Conclusions and Prospects
The delayed actions by the Iranian authorities have deepened the crisis caused by the COVID-19 pandemic. This will exacerbate internal problems and accelerate demographic and social changes in Iran. Despite the collapse of the healthcare system, the regime will likely remain stable until the moment when divisions other than personal ones occur in the elite and an anti-system opposition arises. The destabilisation of the regime is, therefore, more likely only in the event of Khamenei’s sudden death and some disruption in the succession.
The main challenge for Europe is the potential escalation of tensions between Iran and the United States.
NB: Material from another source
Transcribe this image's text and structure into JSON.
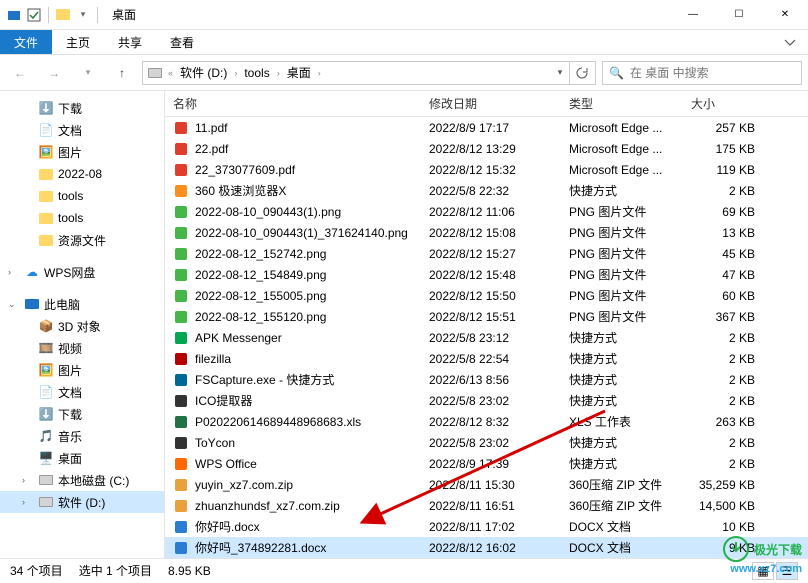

Such escalation may result from attempts by the regime to consolidate Iranian political sentiment based on a U.S. threat. It cannot be excluded that the U.S. might attempt to exploit problems of the Iranian regime. There is little chance for nuclear compromise between the U.S. and Iran without recalculation of the interests of both states. Increased EU aid to Iran should be implemented in material form (medicine and medical equipment) to ensure that this will reach victims of the pandemic. Aid launched by the EU through its special mechanism (INSTEX) should be conditional on previous European positions regarding Iran’s respect for human rights obligations, restrictions on its nuclear programme, and a less aggressive regional policy.